The dress they designed was made from old Trader Joe’s paper bags, held together mostly by staples.
Nora Whalen, a second year major in pre-apparel and product merchandising and management, also used unconventional materials.
“I used an old tablecloth and then upcycled it into this two-piece matching set. That was really fun to take something and just make it kind of entirely new.”
Other designers used their pre-loved clothes and created new pieces.
“The most sustainable thing you can do is pick something that you already have and give it a new life,” says Julien Fedou, a third year apparel design student.
Fedou used upcycled clothes he bought in high school that he had, in his words, “worn to threads.” By fixing torn-up jeans with old fabric scraps, he gave them a whole new look and could keep wearing them instead of contributing to fashion waste.
Globally, we have produced 92 million tonnes of textile waste. 57 percent of clothing ends up in a landfill, and 25 percent is incinerated. Overall, 10 percent of all greenhouse gas emissions are produced by the global fashion industry.
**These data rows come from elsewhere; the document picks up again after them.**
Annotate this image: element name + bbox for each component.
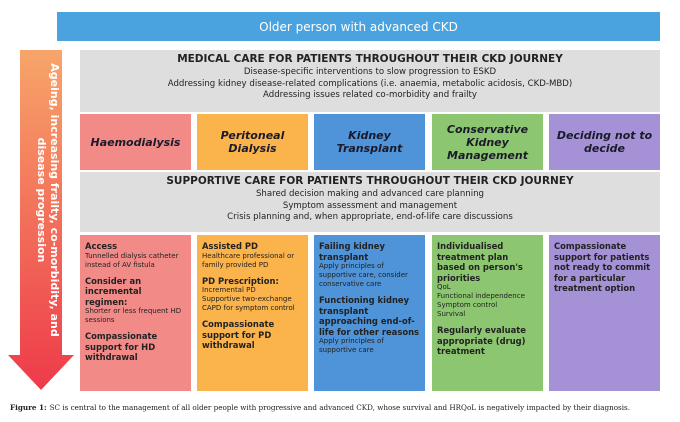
option-box: Peritoneal Dialysis [197, 114, 308, 170]
section-line: Shared decision making and advanced care… [255, 189, 485, 199]
detail-column: Compassionate support for patients not r… [549, 235, 660, 391]
block-line: Healthcare professional or family provid… [202, 251, 295, 269]
option-box: Kidney Transplant [314, 114, 425, 170]
section-line: Disease-specific interventions to slow p… [243, 67, 497, 77]
block-line: Survival [437, 310, 466, 318]
caption: Figure 1: SC is central to the management… [10, 403, 680, 417]
block-heading: Compassionate support for patients not r… [554, 241, 651, 293]
detail-column: Assisted PD Healthcare professional or fa… [197, 235, 308, 391]
caption-label: Figure 1: [10, 403, 47, 412]
block-heading: Individualised treatment plan based on p… [437, 241, 523, 283]
arrow-label: Ageing, increasing frailty, co-morbidity… [35, 63, 61, 337]
section-title: MEDICAL CARE FOR PATIENTS THROUGHOUT THE… [177, 53, 563, 65]
section-title: SUPPORTIVE CARE FOR PATIENTS THROUGHOUT … [166, 175, 574, 187]
section-line: Addressing kidney disease-related compli… [167, 78, 573, 89]
caption-text: SC is central to the management of all o… [49, 403, 631, 412]
block-heading: Consider an incremental regimen: [85, 275, 142, 307]
block-heading: Functioning kidney transplant approachin… [319, 295, 420, 337]
block-line: Incremental PD [202, 286, 256, 294]
block-line: Symptom control [437, 301, 498, 309]
block-heading: Compassionate support for PD withdrawal [202, 319, 275, 350]
block-heading: Assisted PD [202, 241, 258, 251]
header: Older person with advanced CKD [57, 12, 660, 41]
detail-column: Individualised treatment plan based on p… [432, 235, 543, 391]
detail-column: Failing kidney transplant Apply principle… [314, 235, 425, 391]
block-line: Apply principles of supportive care [319, 337, 384, 354]
block-heading: PD Prescription: [202, 275, 279, 286]
block-line: QoL [437, 283, 451, 291]
block-heading: Compassionate support for HD withdrawal [85, 331, 158, 362]
section-line: Addressing issues related co-morbidity a… [263, 90, 477, 100]
block-line: Tunnelled dialysis catheter instead of A… [85, 251, 179, 269]
arrow-shape [8, 50, 74, 390]
section-line: Symptom assessment and management [282, 200, 458, 211]
block-heading: Access [85, 241, 118, 251]
block-line: Supportive two-exchange CAPD for symptom… [202, 295, 295, 312]
block-line: Apply principles of supportive care, con… [319, 262, 408, 288]
option-box: Haemodialysis [80, 114, 191, 170]
detail-column: Access Tunnelled dialysis catheter instea… [80, 235, 191, 391]
block-line: Shorter or less frequent HD sessions [85, 307, 182, 324]
section-line: Crisis planning and, when appropriate, e… [227, 212, 513, 222]
block-line: Functional independence [437, 292, 525, 300]
option-box: Conservative Kidney Management [432, 114, 543, 170]
block-heading: Failing kidney transplant [319, 241, 385, 262]
block-heading: Regularly evaluate appropriate (drug) tr… [437, 325, 526, 356]
option-box: Deciding not to decide [549, 114, 660, 170]
medical-care-box: MEDICAL CARE FOR PATIENTS THROUGHOUT THE… [80, 50, 660, 112]
supportive-care-box: SUPPORTIVE CARE FOR PATIENTS THROUGHOUT … [80, 172, 660, 232]
side-arrow [8, 50, 74, 390]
Fedou claims, “The easiest way to bring sustainability into fashion is to not buy new stuff…the same goes for designing clothes.”
NRFSA president and third year product and merchandise major Kaylee Ann Benavente, AATCC treasurer and third year apparel design and biology major Ellie Cunnington, and Sustainability in Business club president and third year business analytics and sustainability major, Piper Thompson, hope that the Trashion Show will make people more mindful of sustainable practices and utilize sustainability in a creative way.
“I think what we hope people will take away from this event is that sustainability doesn’t have to be as intimidating as some people might think it is. We want them to see what they can do with their own two hands and with the skills they learn,” says Thompson. “I think being sustainable means to not aim to be perfect, but to do better.”